For the first time in longer than I can remember I am not studying and not working a day job.
I realised this afternoon that for the past four or five years, I have either been studying or working fulltime. This has meant I haven't really had any serious time to myself to work on the things I enjoy most.
Since I finished study in October, I have been through a process. For the first little while after finishing my honours degree I felt an intense post-study guilt. Every time I did nothing, or tried to do something silly and fun, I felt as though I should be doing something else.
Of course, when I felt like I should be doing something else, every time I did something it became difficult to do much at all, and so I spent a lot of time in bed doing nothing for so many hours every day. It has taken me until now to fully rid myself of that feeling, but fortunately I am now capable of enjoying myself guilt-free.
Currently, I am really enjoying myself. I'm riding on the back of three very productive weeks and pushing myself to make it a month of non-stop productivity.
Now I've finished my degree, I remember I do actually enjoy reading for purposes other than study. There was a time when I was questioning whether I did like reading, and I wondered if I had managed to get through an entire English degree without properly considering how I felt about books. Fortunately, it turns out I do like reading and I will do it voluntarily when I'm not mired in a pit of compulsory readings.
Not only am I reading again, but I'm also able to focus on my creative interests. Over the past few weeks I have been writing again, and I've even tried my hand at making music, both alone and with people I've never played with before.
It's refreshing and entirely indulgent to spend three whole days in my comfiest clothes, crouched on my bedroom floor recording sad versions of One Direction songs. I've never allowed myself such a decent slot of time to devote to just one thing, and now I have a taste for it, it's going to be hard to give up.
Unfortunately, this kind of lifestyle is unsustainable when you're not a wealthy socialite.
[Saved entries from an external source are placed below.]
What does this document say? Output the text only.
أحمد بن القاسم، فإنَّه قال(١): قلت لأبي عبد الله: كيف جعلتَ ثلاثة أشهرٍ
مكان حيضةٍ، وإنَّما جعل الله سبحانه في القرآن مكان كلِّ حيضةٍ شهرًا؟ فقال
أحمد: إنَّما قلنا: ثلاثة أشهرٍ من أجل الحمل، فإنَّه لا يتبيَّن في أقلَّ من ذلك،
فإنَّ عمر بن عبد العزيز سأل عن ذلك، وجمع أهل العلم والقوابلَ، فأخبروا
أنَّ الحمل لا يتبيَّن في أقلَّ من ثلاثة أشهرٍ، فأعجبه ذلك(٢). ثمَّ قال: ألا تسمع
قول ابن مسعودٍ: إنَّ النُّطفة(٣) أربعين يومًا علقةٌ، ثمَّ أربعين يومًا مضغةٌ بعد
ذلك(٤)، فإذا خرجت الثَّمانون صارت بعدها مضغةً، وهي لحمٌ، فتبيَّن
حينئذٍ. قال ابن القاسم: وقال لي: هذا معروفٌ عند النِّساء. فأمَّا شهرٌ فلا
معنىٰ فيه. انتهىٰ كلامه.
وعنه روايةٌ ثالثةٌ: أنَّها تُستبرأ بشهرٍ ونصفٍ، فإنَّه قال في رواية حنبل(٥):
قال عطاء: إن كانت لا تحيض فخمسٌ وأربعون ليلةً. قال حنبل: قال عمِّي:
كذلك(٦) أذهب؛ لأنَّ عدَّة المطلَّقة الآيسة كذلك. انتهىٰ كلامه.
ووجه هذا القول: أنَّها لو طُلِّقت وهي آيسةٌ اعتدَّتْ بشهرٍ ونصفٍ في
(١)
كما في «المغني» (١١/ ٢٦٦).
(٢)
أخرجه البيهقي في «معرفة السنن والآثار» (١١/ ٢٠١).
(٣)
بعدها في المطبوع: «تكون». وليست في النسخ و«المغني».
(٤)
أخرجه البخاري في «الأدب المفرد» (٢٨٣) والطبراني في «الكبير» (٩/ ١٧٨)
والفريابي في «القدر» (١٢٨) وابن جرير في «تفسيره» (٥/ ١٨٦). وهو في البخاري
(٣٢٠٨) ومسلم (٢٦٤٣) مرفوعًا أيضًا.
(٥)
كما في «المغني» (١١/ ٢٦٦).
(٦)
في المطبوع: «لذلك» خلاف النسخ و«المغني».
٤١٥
There is a dark cloud looming over my quality time, and it embodies anxieties linked to looking for a job, having enough money to eat, and stressing about paying rent between now and starting my postgraduate study next year.
As my pitiful savings account rapidly depletes, I lament the cruel capitalist system that keeps us from spending all our time doing the things we enjoy most. I am also considering how much of a breach of my feminist principles it would be to marry someone exceedingly wealthy so I can live this life all the time, but minus the massive money-related stress.
I think, however, this short stint of leisurely unemployment might have taught me that I need to live a more balanced lifestyle. I don't have any children, or anyone counting on me to provide for them, and so when I do have down-time I am privileged enough to spend it doing the things I want to.
I enjoy studying and working, but often I let them be the only two activities I devote any time to. Now I think I might have spent enough time enjoying myself to realise I should feel this happy and productive all the time.
●Millie Lovelock is a Dunedin student.